For instance, the PCI bus's method is cibus_get_dev_path(). It appears
to return a path of the form
Domain:00:Slot.Function:Slot.Function....:Slot.Function.
which is commonly just a PCI address.
The comment is nonsense: this has nothing to do with "the canonical QOM
device path".
/*
* Final fallback: if all else fails, return a placeholder string.

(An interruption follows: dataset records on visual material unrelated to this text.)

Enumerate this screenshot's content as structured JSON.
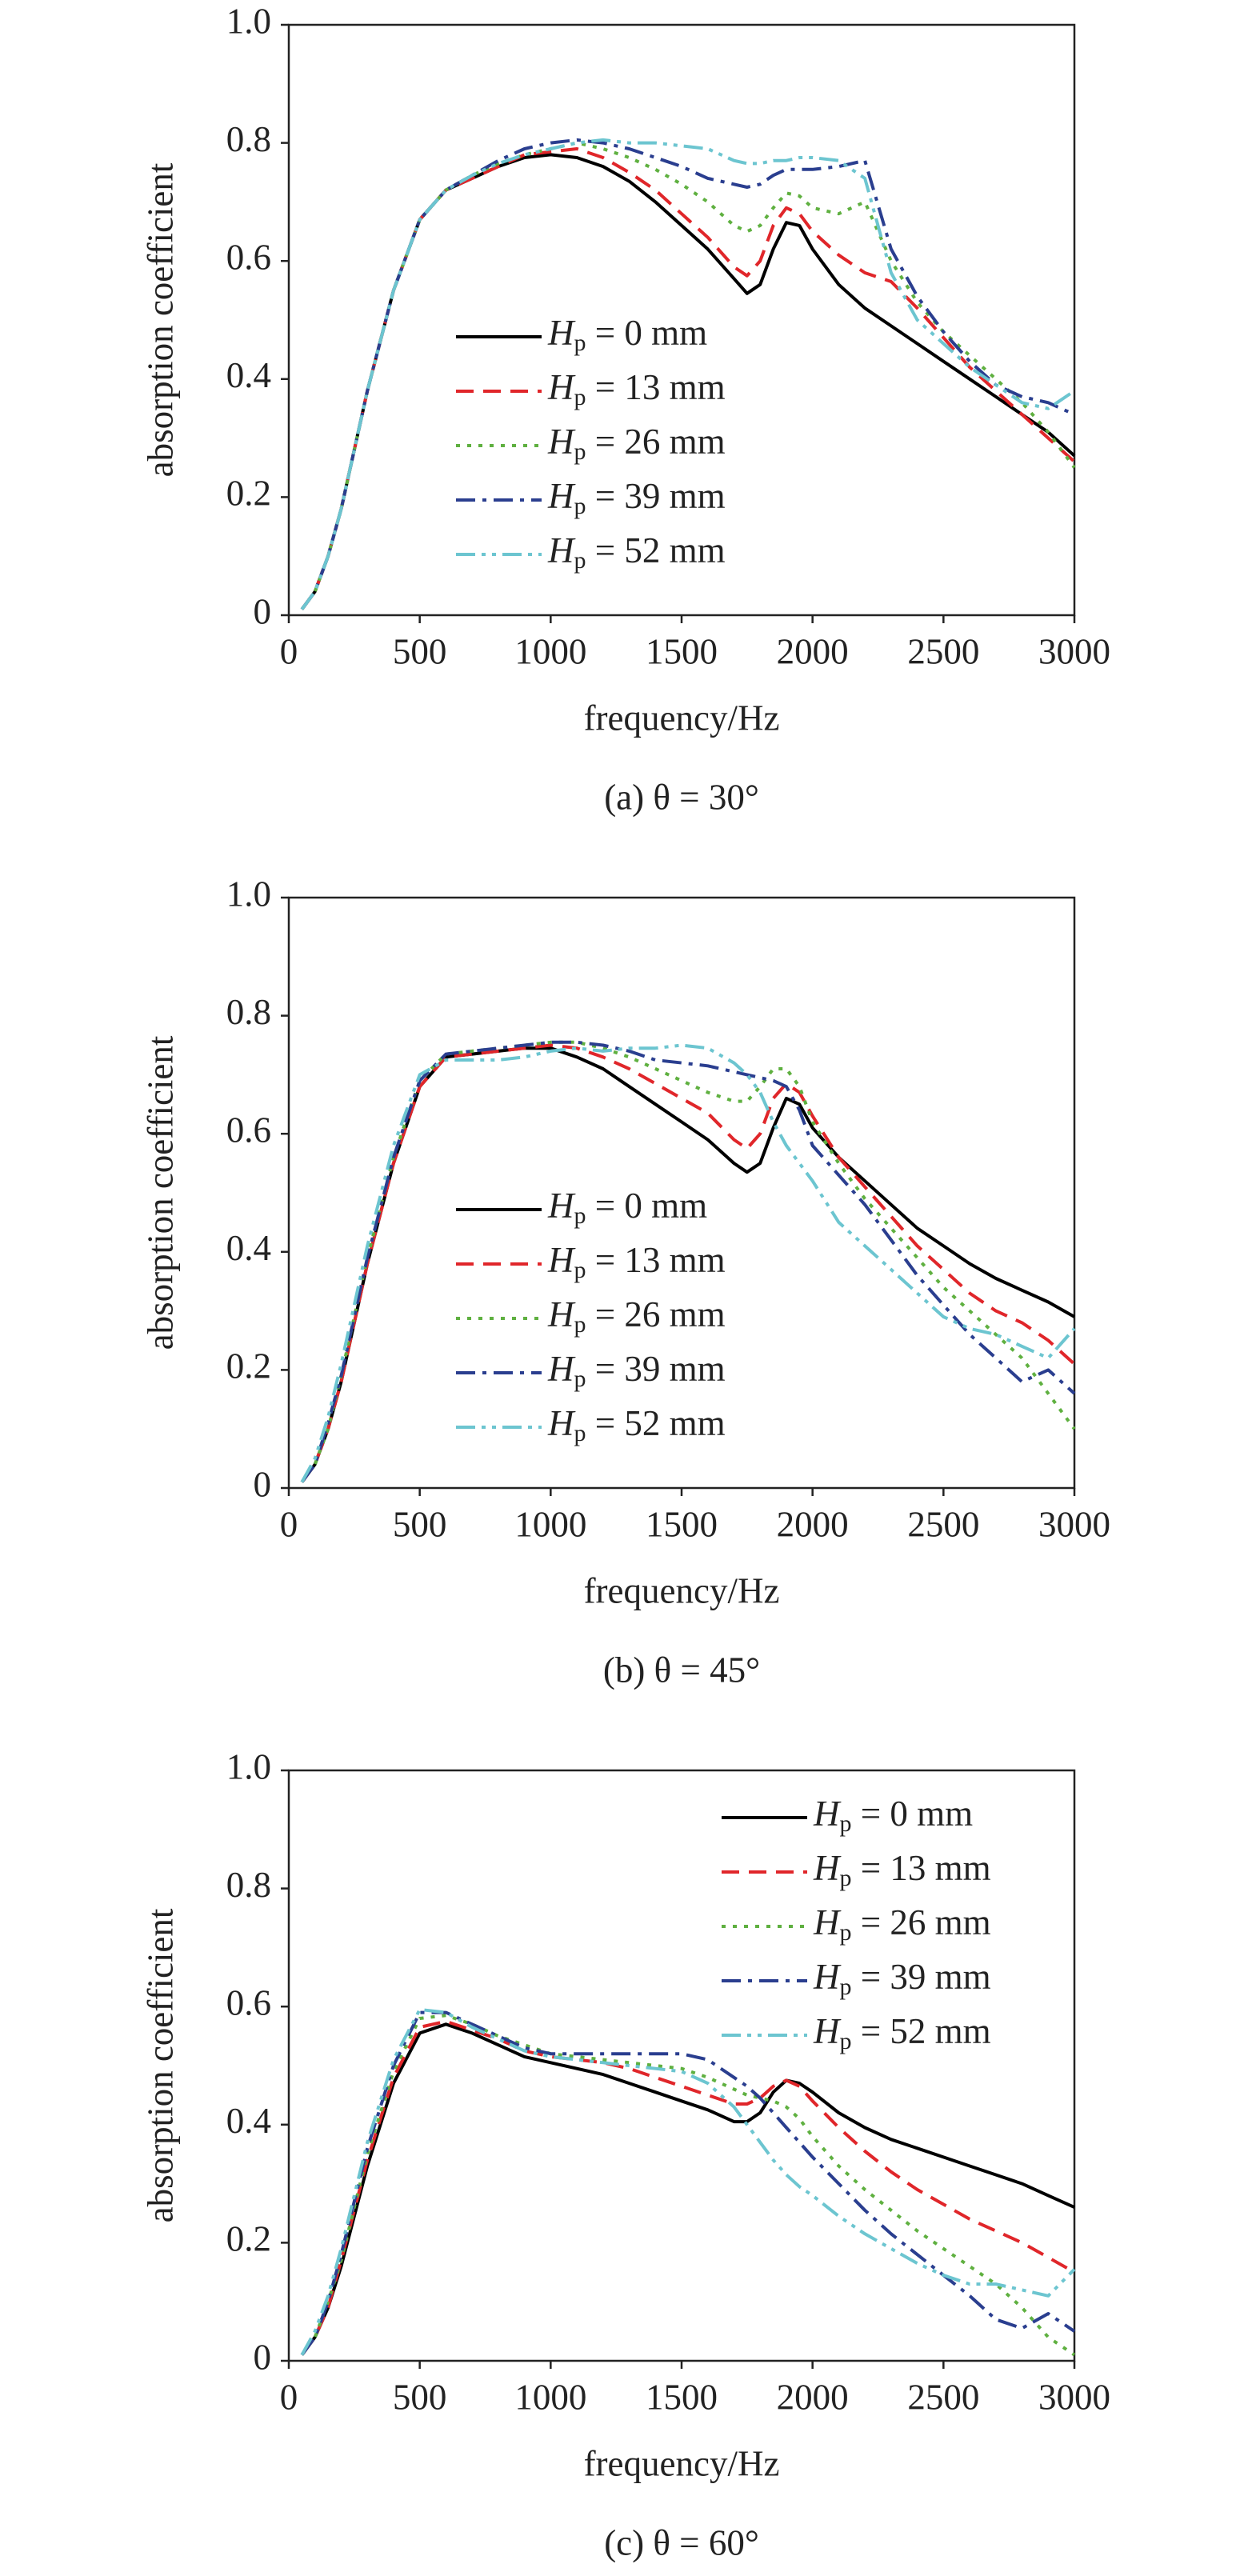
{
  "chart_data": [
    {
      "type": "line",
      "caption": "(a) θ = 30°",
      "xlabel": "frequency/Hz",
      "ylabel": "absorption coefficient",
      "xlim": [
        0,
        3000
      ],
      "ylim": [
        0,
        1
      ],
      "xticks": [
        0,
        500,
        1000,
        1500,
        2000,
        2500,
        3000
      ],
      "yticks": [
        0,
        0.2,
        0.4,
        0.6,
        0.8,
        {
          "value": 1,
          "label": "1.0"
        }
      ],
      "legend": "lower left",
      "x": [
        50,
        100,
        150,
        200,
        300,
        400,
        500,
        600,
        700,
        800,
        900,
        1000,
        1100,
        1200,
        1300,
        1400,
        1500,
        1600,
        1700,
        1750,
        1800,
        1850,
        1900,
        1950,
        2000,
        2100,
        2200,
        2300,
        2400,
        2500,
        2600,
        2700,
        2800,
        2900,
        3000
      ],
      "series": [
        {
          "name": "Hp = 0 mm",
          "color": "#000000",
          "linestyle": "solid",
          "values": [
            0.01,
            0.04,
            0.1,
            0.18,
            0.38,
            0.55,
            0.67,
            0.72,
            0.74,
            0.76,
            0.775,
            0.78,
            0.775,
            0.76,
            0.735,
            0.7,
            0.66,
            0.62,
            0.57,
            0.545,
            0.56,
            0.62,
            0.665,
            0.66,
            0.62,
            0.56,
            0.52,
            0.49,
            0.46,
            0.43,
            0.4,
            0.37,
            0.34,
            0.31,
            0.27
          ]
        },
        {
          "name": "Hp = 13 mm",
          "color": "#e0262a",
          "linestyle": "dashed",
          "values": [
            0.01,
            0.04,
            0.1,
            0.18,
            0.38,
            0.55,
            0.67,
            0.72,
            0.74,
            0.76,
            0.78,
            0.785,
            0.79,
            0.775,
            0.75,
            0.72,
            0.68,
            0.64,
            0.59,
            0.575,
            0.6,
            0.66,
            0.69,
            0.68,
            0.65,
            0.61,
            0.58,
            0.565,
            0.52,
            0.47,
            0.42,
            0.38,
            0.34,
            0.3,
            0.26
          ]
        },
        {
          "name": "Hp = 26 mm",
          "color": "#5fb040",
          "linestyle": "dotted",
          "values": [
            0.01,
            0.04,
            0.1,
            0.18,
            0.38,
            0.55,
            0.67,
            0.72,
            0.745,
            0.765,
            0.78,
            0.79,
            0.8,
            0.79,
            0.775,
            0.755,
            0.73,
            0.7,
            0.66,
            0.65,
            0.66,
            0.69,
            0.715,
            0.71,
            0.69,
            0.68,
            0.7,
            0.6,
            0.53,
            0.48,
            0.44,
            0.4,
            0.36,
            0.31,
            0.25
          ]
        },
        {
          "name": "Hp = 39 mm",
          "color": "#2a3e8f",
          "linestyle": "dashdot",
          "values": [
            0.01,
            0.04,
            0.1,
            0.18,
            0.38,
            0.55,
            0.67,
            0.72,
            0.745,
            0.77,
            0.79,
            0.8,
            0.805,
            0.8,
            0.79,
            0.775,
            0.76,
            0.74,
            0.73,
            0.725,
            0.73,
            0.745,
            0.755,
            0.755,
            0.755,
            0.76,
            0.77,
            0.62,
            0.54,
            0.48,
            0.43,
            0.39,
            0.37,
            0.36,
            0.34
          ]
        },
        {
          "name": "Hp = 52 mm",
          "color": "#6cc5d0",
          "linestyle": "dashdotdot",
          "values": [
            0.01,
            0.04,
            0.1,
            0.18,
            0.38,
            0.55,
            0.67,
            0.72,
            0.745,
            0.765,
            0.78,
            0.79,
            0.8,
            0.805,
            0.8,
            0.8,
            0.795,
            0.79,
            0.77,
            0.765,
            0.765,
            0.77,
            0.77,
            0.775,
            0.775,
            0.77,
            0.74,
            0.58,
            0.5,
            0.46,
            0.42,
            0.39,
            0.36,
            0.35,
            0.38
          ]
        }
      ]
    },
    {
      "type": "line",
      "caption": "(b) θ = 45°",
      "xlabel": "frequency/Hz",
      "ylabel": "absorption coefficient",
      "xlim": [
        0,
        3000
      ],
      "ylim": [
        0,
        1
      ],
      "xticks": [
        0,
        500,
        1000,
        1500,
        2000,
        2500,
        3000
      ],
      "yticks": [
        0,
        0.2,
        0.4,
        0.6,
        0.8,
        {
          "value": 1,
          "label": "1.0"
        }
      ],
      "legend": "lower left",
      "x": [
        50,
        100,
        150,
        200,
        300,
        400,
        500,
        600,
        700,
        800,
        900,
        1000,
        1100,
        1200,
        1300,
        1400,
        1500,
        1600,
        1700,
        1750,
        1800,
        1850,
        1900,
        1950,
        2000,
        2100,
        2200,
        2300,
        2400,
        2500,
        2600,
        2700,
        2800,
        2900,
        3000
      ],
      "series": [
        {
          "name": "Hp = 0 mm",
          "color": "#000000",
          "linestyle": "solid",
          "values": [
            0.01,
            0.04,
            0.1,
            0.18,
            0.38,
            0.55,
            0.68,
            0.73,
            0.735,
            0.74,
            0.745,
            0.745,
            0.73,
            0.71,
            0.68,
            0.65,
            0.62,
            0.59,
            0.55,
            0.535,
            0.55,
            0.61,
            0.66,
            0.65,
            0.61,
            0.56,
            0.52,
            0.48,
            0.44,
            0.41,
            0.38,
            0.355,
            0.335,
            0.315,
            0.29
          ]
        },
        {
          "name": "Hp = 13 mm",
          "color": "#e0262a",
          "linestyle": "dashed",
          "values": [
            0.01,
            0.04,
            0.1,
            0.18,
            0.38,
            0.55,
            0.68,
            0.73,
            0.735,
            0.74,
            0.745,
            0.75,
            0.745,
            0.73,
            0.71,
            0.685,
            0.66,
            0.635,
            0.59,
            0.575,
            0.6,
            0.66,
            0.685,
            0.67,
            0.63,
            0.56,
            0.51,
            0.46,
            0.41,
            0.37,
            0.33,
            0.3,
            0.28,
            0.25,
            0.21
          ]
        },
        {
          "name": "Hp = 26 mm",
          "color": "#5fb040",
          "linestyle": "dotted",
          "values": [
            0.01,
            0.04,
            0.1,
            0.19,
            0.39,
            0.56,
            0.69,
            0.735,
            0.74,
            0.745,
            0.75,
            0.755,
            0.755,
            0.745,
            0.73,
            0.71,
            0.69,
            0.67,
            0.655,
            0.655,
            0.68,
            0.71,
            0.71,
            0.68,
            0.62,
            0.55,
            0.49,
            0.44,
            0.39,
            0.34,
            0.3,
            0.26,
            0.22,
            0.16,
            0.1
          ]
        },
        {
          "name": "Hp = 39 mm",
          "color": "#2a3e8f",
          "linestyle": "dashdot",
          "values": [
            0.01,
            0.04,
            0.11,
            0.19,
            0.39,
            0.56,
            0.69,
            0.735,
            0.74,
            0.745,
            0.75,
            0.755,
            0.755,
            0.75,
            0.74,
            0.725,
            0.72,
            0.715,
            0.705,
            0.7,
            0.695,
            0.69,
            0.68,
            0.64,
            0.58,
            0.53,
            0.48,
            0.42,
            0.36,
            0.31,
            0.26,
            0.22,
            0.18,
            0.2,
            0.16
          ]
        },
        {
          "name": "Hp = 52 mm",
          "color": "#6cc5d0",
          "linestyle": "dashdotdot",
          "values": [
            0.01,
            0.05,
            0.12,
            0.21,
            0.41,
            0.58,
            0.7,
            0.725,
            0.725,
            0.725,
            0.73,
            0.74,
            0.745,
            0.74,
            0.745,
            0.745,
            0.75,
            0.745,
            0.72,
            0.7,
            0.67,
            0.62,
            0.58,
            0.55,
            0.52,
            0.45,
            0.41,
            0.37,
            0.33,
            0.29,
            0.27,
            0.26,
            0.24,
            0.22,
            0.27
          ]
        }
      ]
    },
    {
      "type": "line",
      "caption": "(c) θ = 60°",
      "xlabel": "frequency/Hz",
      "ylabel": "absorption coefficient",
      "xlim": [
        0,
        3000
      ],
      "ylim": [
        0,
        1
      ],
      "xticks": [
        0,
        500,
        1000,
        1500,
        2000,
        2500,
        3000
      ],
      "yticks": [
        0,
        0.2,
        0.4,
        0.6,
        0.8,
        {
          "value": 1,
          "label": "1.0"
        }
      ],
      "legend": "upper right",
      "x": [
        50,
        100,
        150,
        200,
        300,
        400,
        500,
        600,
        700,
        800,
        900,
        1000,
        1100,
        1200,
        1300,
        1400,
        1500,
        1600,
        1700,
        1750,
        1800,
        1850,
        1900,
        1950,
        2000,
        2100,
        2200,
        2300,
        2400,
        2500,
        2600,
        2700,
        2800,
        2900,
        3000
      ],
      "series": [
        {
          "name": "Hp = 0 mm",
          "color": "#000000",
          "linestyle": "solid",
          "values": [
            0.01,
            0.04,
            0.09,
            0.16,
            0.33,
            0.47,
            0.555,
            0.57,
            0.555,
            0.535,
            0.515,
            0.505,
            0.495,
            0.485,
            0.47,
            0.455,
            0.44,
            0.425,
            0.405,
            0.405,
            0.42,
            0.455,
            0.475,
            0.47,
            0.455,
            0.42,
            0.395,
            0.375,
            0.36,
            0.345,
            0.33,
            0.315,
            0.3,
            0.28,
            0.26
          ]
        },
        {
          "name": "Hp = 13 mm",
          "color": "#e0262a",
          "linestyle": "dashed",
          "values": [
            0.01,
            0.04,
            0.09,
            0.17,
            0.34,
            0.48,
            0.565,
            0.575,
            0.56,
            0.545,
            0.525,
            0.515,
            0.51,
            0.505,
            0.495,
            0.48,
            0.465,
            0.45,
            0.435,
            0.435,
            0.445,
            0.465,
            0.475,
            0.465,
            0.44,
            0.395,
            0.355,
            0.32,
            0.29,
            0.265,
            0.24,
            0.22,
            0.2,
            0.175,
            0.15
          ]
        },
        {
          "name": "Hp = 26 mm",
          "color": "#5fb040",
          "linestyle": "dotted",
          "values": [
            0.01,
            0.04,
            0.1,
            0.17,
            0.35,
            0.49,
            0.58,
            0.585,
            0.57,
            0.55,
            0.535,
            0.52,
            0.515,
            0.51,
            0.505,
            0.5,
            0.495,
            0.48,
            0.46,
            0.45,
            0.445,
            0.44,
            0.43,
            0.41,
            0.38,
            0.33,
            0.29,
            0.255,
            0.22,
            0.19,
            0.16,
            0.13,
            0.09,
            0.04,
            0.01
          ]
        },
        {
          "name": "Hp = 39 mm",
          "color": "#2a3e8f",
          "linestyle": "dashdot",
          "values": [
            0.01,
            0.04,
            0.1,
            0.18,
            0.36,
            0.5,
            0.59,
            0.59,
            0.57,
            0.55,
            0.53,
            0.52,
            0.52,
            0.52,
            0.52,
            0.52,
            0.52,
            0.51,
            0.48,
            0.465,
            0.445,
            0.42,
            0.395,
            0.37,
            0.345,
            0.3,
            0.255,
            0.215,
            0.18,
            0.145,
            0.11,
            0.07,
            0.055,
            0.08,
            0.05
          ]
        },
        {
          "name": "Hp = 52 mm",
          "color": "#6cc5d0",
          "linestyle": "dashdotdot",
          "values": [
            0.01,
            0.05,
            0.11,
            0.19,
            0.37,
            0.51,
            0.595,
            0.59,
            0.565,
            0.545,
            0.525,
            0.515,
            0.51,
            0.505,
            0.5,
            0.495,
            0.49,
            0.47,
            0.43,
            0.4,
            0.37,
            0.34,
            0.315,
            0.295,
            0.28,
            0.245,
            0.215,
            0.19,
            0.165,
            0.145,
            0.13,
            0.13,
            0.12,
            0.11,
            0.155
          ]
        }
      ]
    }
  ]
}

* This ensures the error message always contains a valid string.
*/
return "<unknown device>";
This fallback is is unnecessarily bad. The canonical QOM path always
exists and would be far better.
}
Intepreting the value can be difficult: we have some twenty
.get_dev_path() methods, and each of them can format however it wants.
You need to guess the format to make sense of the value.
Neither function is ideal. But in their current state, I *strongly*
prefer qdev_get_human_name(), because I hate having to decipher a QOM
path less than having to guess what kind of device this might be, then
figure out what format its .get_dev_path() uses.
If someone posts a patch to fix the shortcomings of
qdev_get_printable_name() I outlined above, we can talk.